O país, entretanto, mostra reação a partir do momento em que avança nas investigações com poderosos na cadeia. “Pela primeira vez o rico foi preso com o ladrão de galinha. Os apadrinhados foram presos, agora está chegando aos padrinhos”, afirma Noronha.

A legislação que deveria organizar as compras públicas também precisa ser repensada. A lei 8666, criada em 1993 sob clamor popular que cobrava mais rigor contra o superfaturamento de obras, não foi capaz de conter o mesmo vício nos grandes projetos tocados pelo poder público. O Estado, por sua vez, precisa eleger prioridades sobre as obras necessárias para o país. O governo passado, por exemplo, preferiu investir em estádios para a Copa do Mundo mas não cuidou do saneamento básico, que poderia ter evitado o zika vírus, observa Santacruz, da OAB.
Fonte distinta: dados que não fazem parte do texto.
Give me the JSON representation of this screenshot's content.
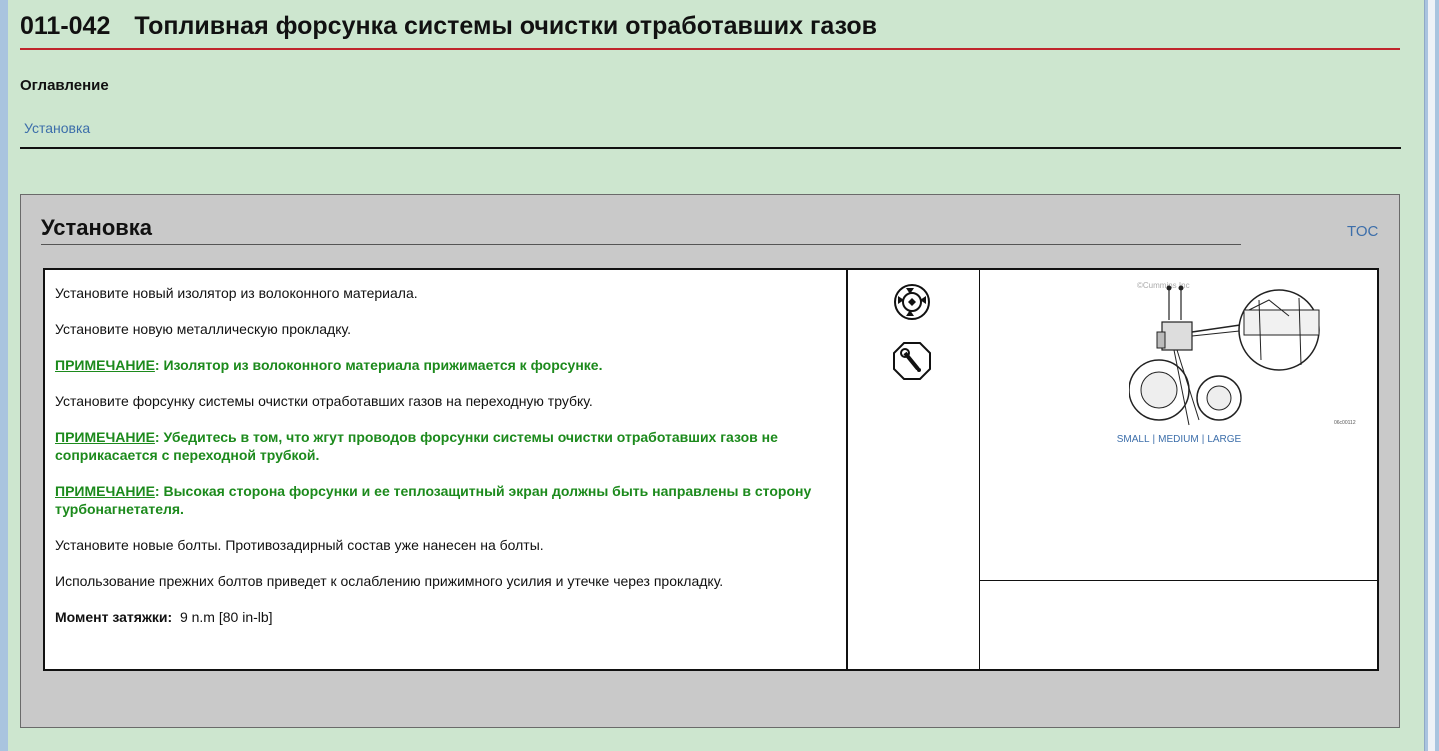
{
  "header": {
    "number": "011-042",
    "title": "Топливная форсунка системы очистки отработавших газов"
  },
  "toc": {
    "heading": "Оглавление",
    "links": [
      "Установка"
    ]
  },
  "section": {
    "title": "Установка",
    "toc_link": "TOC",
    "steps": [
      "Установите новый изолятор из волоконного материала.",
      "Установите новую металлическую прокладку."
    ],
    "note1": {
      "label": "ПРИМЕЧАНИЕ",
      "text": ": Изолятор из волоконного материала прижимается к форсунке."
    },
    "step3": "Установите форсунку системы очистки отработавших газов на переходную трубку.",
    "note2": {
      "label": "ПРИМЕЧАНИЕ",
      "text": ": Убедитесь в том, что жгут проводов форсунки системы очистки отработавших газов не соприкасается с переходной трубкой."
    },
    "note3": {
      "label": "ПРИМЕЧАНИЕ",
      "text": ": Высокая сторона форсунки и ее теплозащитный экран должны быть направлены в сторону турбонагнетателя."
    },
    "step4": "Установите новые болты. Противозадирный состав уже нанесен на болты.",
    "step5": "Использование прежних болтов приведет к ослаблению прижимного усилия и утечке через прокладку.",
    "torque": {
      "label": "Момент затяжки:",
      "value": "9  n.m  [80 in-lb]"
    },
    "icons": [
      "socket-wrench-icon",
      "torque-wrench-icon"
    ],
    "figure": {
      "watermark": "©Cummins Inc",
      "code": "06c00112",
      "size_links": [
        "SMALL",
        "MEDIUM",
        "LARGE"
      ]
    }
  }
}
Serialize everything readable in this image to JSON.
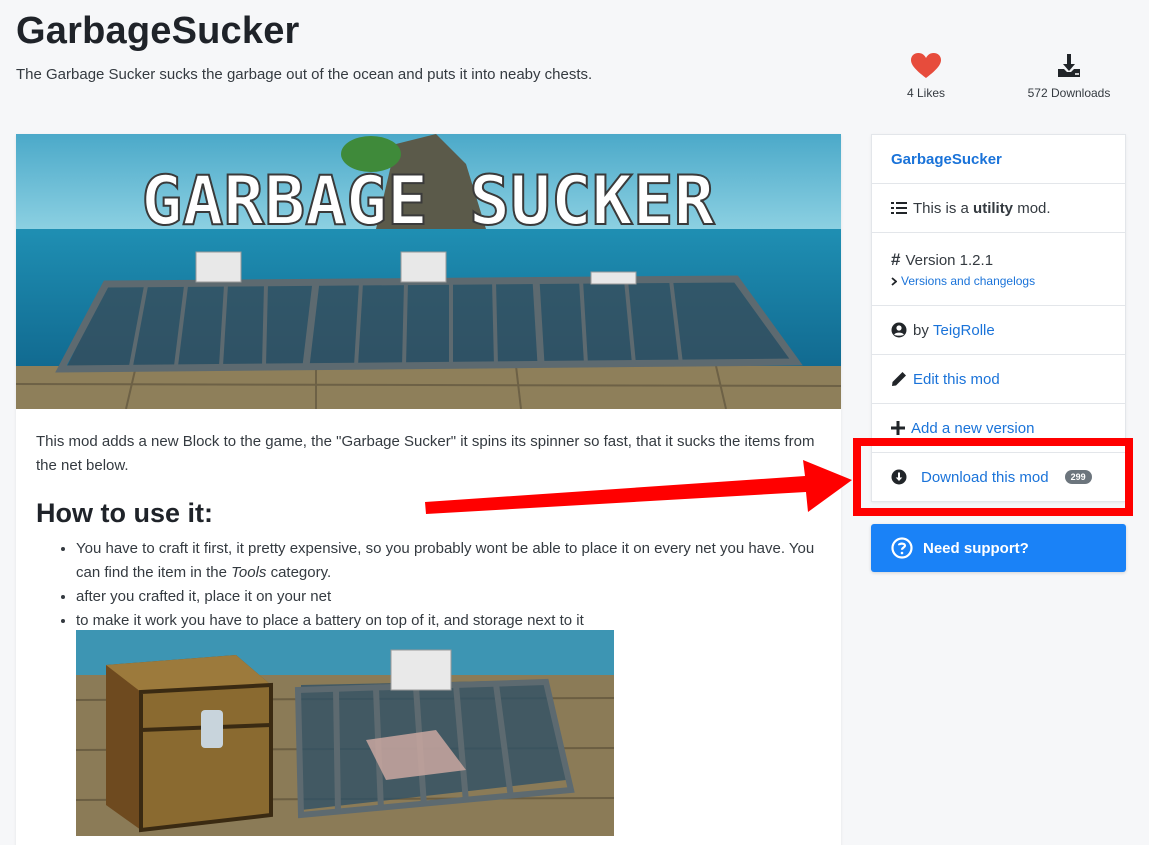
{
  "header": {
    "title": "GarbageSucker",
    "subtitle": "The Garbage Sucker sucks the garbage out of the ocean and puts it into neaby chests.",
    "likes": "4 Likes",
    "downloads": "572 Downloads"
  },
  "banner": {
    "text": "GARBAGE SUCKER"
  },
  "content": {
    "intro": "This mod adds a new Block to the game, the \"Garbage Sucker\" it spins its spinner so fast, that it sucks the items from the net below.",
    "how_heading": "How to use it:",
    "step1_a": "You have to craft it first, it pretty expensive, so you probably wont be able to place it on every net you have. You can find the item in the ",
    "step1_em": "Tools",
    "step1_b": " category.",
    "step2": "after you crafted it, place it on your net",
    "step3": "to make it work you have to place a battery on top of it, and storage next to it"
  },
  "sidebar": {
    "mod_name": "GarbageSucker",
    "type_prefix": "This is a ",
    "type_bold": "utility",
    "type_suffix": " mod.",
    "version": "Version 1.2.1",
    "versions_link": "Versions and changelogs",
    "by_prefix": "by ",
    "author": "TeigRolle",
    "edit": "Edit this mod",
    "add_version": "Add a new version",
    "download": "Download this mod",
    "download_count": "299",
    "support": "Need support?"
  },
  "colors": {
    "accent": "#1a73d9",
    "support_bg": "#1a82f7",
    "highlight": "#ff0000",
    "heart": "#e74c3c"
  }
}
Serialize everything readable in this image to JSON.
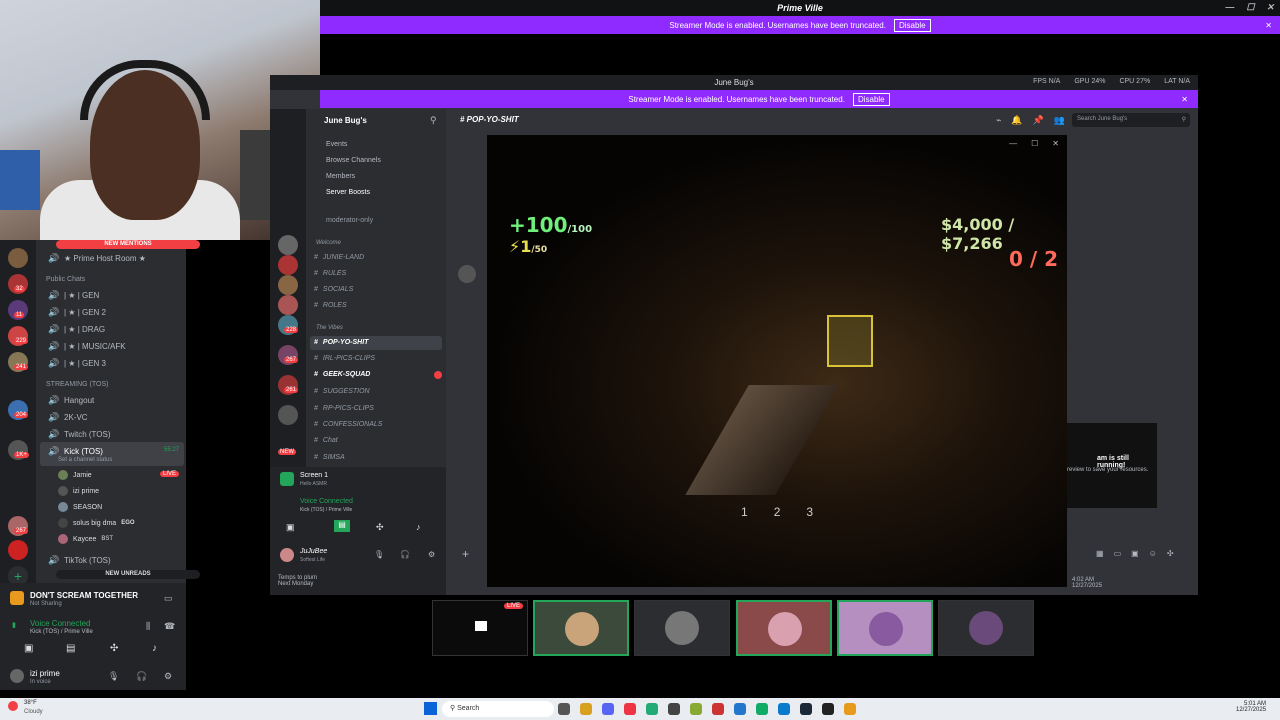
{
  "top_window": {
    "title": "Prime Ville",
    "streamer_banner": "Streamer Mode is enabled. Usernames have been truncated.",
    "disable_label": "Disable"
  },
  "second_window": {
    "title": "June Bug's",
    "streamer_banner": "Streamer Mode is enabled. Usernames have been truncated.",
    "disable_label": "Disable",
    "stats": {
      "fps": "FPS N/A",
      "gpu": "GPU 24%",
      "cpu": "CPU 27%",
      "lat": "LAT N/A"
    }
  },
  "left_sidebar": {
    "new_mentions": "NEW MENTIONS",
    "prime_host_room": "★ Prime Host Room ★",
    "public_chats": "Public Chats",
    "channels": [
      "| ★ | GEN",
      "| ★ | GEN 2",
      "| ★ | DRAG",
      "| ★ | MUSIC/AFK",
      "| ★ | GEN 3"
    ],
    "streaming_cat": "STREAMING (TOS)",
    "stream_channels": [
      "Hangout",
      "2K-VC",
      "Twitch (TOS)"
    ],
    "kick": "Kick (TOS)",
    "kick_status": "Set a channel status",
    "kick_time": "55:27",
    "kick_members": [
      {
        "name": "Jamie",
        "live": "LIVE"
      },
      {
        "name": "izi prime"
      },
      {
        "name": "SEASON"
      },
      {
        "name": "solus big dma",
        "tag": "EGO"
      },
      {
        "name": "Kaycee",
        "tag": "BST"
      }
    ],
    "tiktok": "TikTok (TOS)",
    "new_unreads": "NEW UNREADS",
    "server_card": {
      "name": "DON'T SCREAM TOGETHER",
      "sub": "Not Sharing"
    },
    "voice": {
      "label": "Voice Connected",
      "sub": "Kick (TOS) / Prime Ville"
    },
    "user": {
      "name": "izi prime",
      "status": "In voice"
    },
    "server_badges": [
      "32",
      "11",
      "229",
      "241",
      "204",
      "1K+",
      "267"
    ]
  },
  "june_server": {
    "name": "June Bug's",
    "items": [
      "Events",
      "Browse Channels",
      "Members",
      "Server Boosts"
    ],
    "moderator": "moderator-only",
    "welcome_cat": "Welcome",
    "channels_a": [
      "JUNIE-LAND",
      "RULES",
      "SOCIALS",
      "ROLES"
    ],
    "vibes_cat": "The Vibes",
    "channels_b": [
      "POP-YO-SHIT",
      "IRL-PICS-CLIPS",
      "GEEK-SQUAD",
      "SUGGESTION",
      "RP-PICS-CLIPS",
      "CONFESSIONALS",
      "Chat",
      "SIMSA"
    ],
    "screen": "Screen 1",
    "screen_sub": "Hello ASMR",
    "voice": "Voice Connected",
    "voice_sub": "Kick (TOS) / Prime Ville",
    "user": "JuJuBee",
    "user_status": "Softest Life",
    "badges": [
      "228",
      "267",
      "261",
      "NEW"
    ]
  },
  "chat_header": {
    "channel": "POP-YO-SHIT",
    "search_placeholder": "Search June Bug's"
  },
  "game": {
    "health": "+100",
    "health_max": "/100",
    "ammo": "1",
    "ammo_max": "/50",
    "money": "$4,000",
    "money_max": "$7,266",
    "score": "0 / 2",
    "slots": [
      "1",
      "2",
      "3"
    ]
  },
  "notification": {
    "title": "am is still running!",
    "body": "review to save your resources."
  },
  "footer_mini": {
    "text": "Temps to plum",
    "sub": "Next Monday"
  },
  "time": "4:02 AM",
  "date": "12/27/2025",
  "taskbar": {
    "search": "Search",
    "weather_temp": "38°F",
    "weather": "Cloudy",
    "time": "5:01 AM",
    "date": "12/27/2025"
  },
  "stream_live": "LIVE"
}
Para o secretário-executivo Moreira Franco, esta é a oportunidade de reconstruir o ambiente público e privado. No ambiente político, Franco, cujo Governo interino já registrou três baixas por suspeitas de corrupção,  acredita que a sensação de insegurança jurídica que o país vive é agravada neste momento em que o país tem dois presidentes, o interino Michel Temer, e Dilma, como presidenta afastada.

O conceito de segurança jurídica, porém, passa por todas as instituições e sistema jurídico, no sentido de ter a clareza das regras do jogo, que hoje não estão funcionando bem. O ministro do STJ, Paulo de Tarso Sanseverino, lembrou a doutrina de proteção de confiança, que surgiu na Alemanha, para proteger uma pensionista que se sentiu lesada pelo Estado alemão nos anos 50. O Governo sugeriu à senhora alemã que se mudasse de cidade para obter sua pensão. Mas após se mudar, o benefício lhe foi negado. Os tribunais então invocaram o princípio de confiança para garantir-lhe o direito à legítima expectativa criada. 

Como lembrou Mario Engler, professor da Escola de Direito da FGV, em São Paulo, a ética é o que se faz além da lei, e requer que o sistema Judiciário ajude a disseminar a cultura do que vai além da obrigação legal.